(With apologies to Elton John … like he’d care …)
So I was on my perambulations around the Information Super-suburb earlier today, and decided to check my Twitter page. I’m not a big Twitter user — WordPress automatically posts a link there whenever I do a new blog entry, plus I’ll toss in something else once in a while (though I’m more likely to use Facebook for that – they give you 420 characters of space instead of 140). Mostly, I use it to keep up on the latest quips from a few humorists — ESPN’s Bill Simmons, Conan O’Brien, Rita Rudner, and whoever does the XIANITY tweets. That’s about it.
Well, Rita and XIANITY didn’t have anything new up today. But I did. The only problem was, I didn’t write it.
And yet there it was: me bragging that I got a check for $478 through some new business opportunity, along with a shortlink to whatever it was. I don’t know what it was, as I didn’t click on it. Instead I deleted the tweet, then immediately changed my Twitter password. Done and done.
Still, it was a little disconcerting. Me, Ray Anselmo, with a whopping four Twitter followers, had gotten his account hacked!
I’m not sure how they got my password to do it — it most likely was from a site where I logged in to comment on an article using my Twitter or Facebook account (there’s quite a few of those nowadays). It probably didn’t help that I have in the past used a stock “password for everything” on almost every website where a password is required; it’s a more or less random string of letters and numbers, but still, if you get it you’ve got ’em all. Not wise. And I had to change the password on our e-mail account a couple of weeks ago, because someone had gotten in there and was sending my friends ads for cheap Viagra, so I should’ve been on the alert …
But what’s weirder for me than how they (he, she, how should I know?) got into my business is why they would bother. On two levels.

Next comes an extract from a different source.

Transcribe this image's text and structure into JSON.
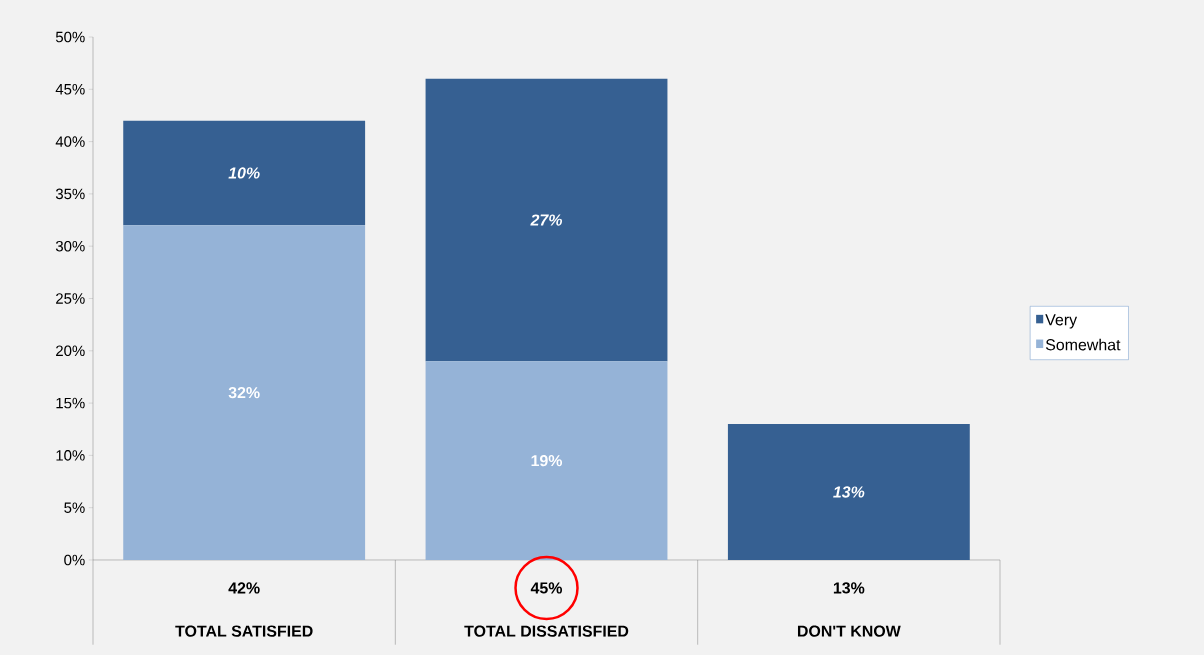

Level 1: why would they bother blitzing MY accounts? I’m not rich. I’m not famous. (Maybe infamous, but only within a very small circle.) I don’t have a lot of connections to “important” people — they’re important to me, yes, but you wouldn’t have heard of most of them. Like I said, I only have four followers on Twitter. Who did they think they would reach with their (in all likelihood) get-rich-quick scam? Okay, I’ll grant that they probably harvested a whole passel of passwords, and bombed them all with the same message. They weren’t picking on me, per se, they were just throwing garbage against the wall and seeing what stuck. But that leads to …
Level 2: why would they bother blitzing ANYONE’S account? I mean, they want people to find out how they can get checks for $478 (or discounted ED drugs, or whatever), right? Are badly typed e-mails and random tweets really part of a good business model? Do people really buy in when they get a random message?
And the answer I come up with is, I guess somebody does. The scammers wouldn’t keep doing it if it didn’t bring in a suitable number of scam-ees, would they?
I’ve said before that I’m not particularly susceptible to the ad man’s siren song. Most advertising that arrives in our house, via the mail, the Net, TV or radio is at best ignored and at worst openly mocked. (Even my daughter, all of ten years old, can now spot the weak points in those “as seen on TV” ads.) Spam e-mail is wasted on us. But apparently not on everyone. The Nigerian bank scam e-mail (saying that there’s a large sum of money for you in a foreign account, if you’ll just give them the info they supposedly need to transfer it to you) has become a staple of humor columns and late-night monologues. But I once worked in a copy shop that had a fax machine, and about once a month we’d get someone walking in wanting to send an overseas fax to one of those charlatans. I even tried to talk one customer out of it; no dice. (Hope he didn’t lose all the money from his pensions fund.)
That’s the real problem with junk e-mail, with hacked accounts, with false advertising in general — it works enough of the time that the con artists doing it can afford to keep doing it. If people weren’t as gullible, if folks realized that something that seems too good to be true almost always is, those hackers would be out of business tomorrow. Same with the spammers, the advertising gurus, and Anthony Sullivan for the Turbo Snake (TM). But as Phineas Taylor Barnum pointed out over a century ago, there’s a sucker born every minute, and two to take him. And that hasn’t changed from when the old ringmaster said it.
That’s probably what bothers me most about this episode: that somebody thought I was that naive. Well, I hope I’m not. And I hope you’re not either.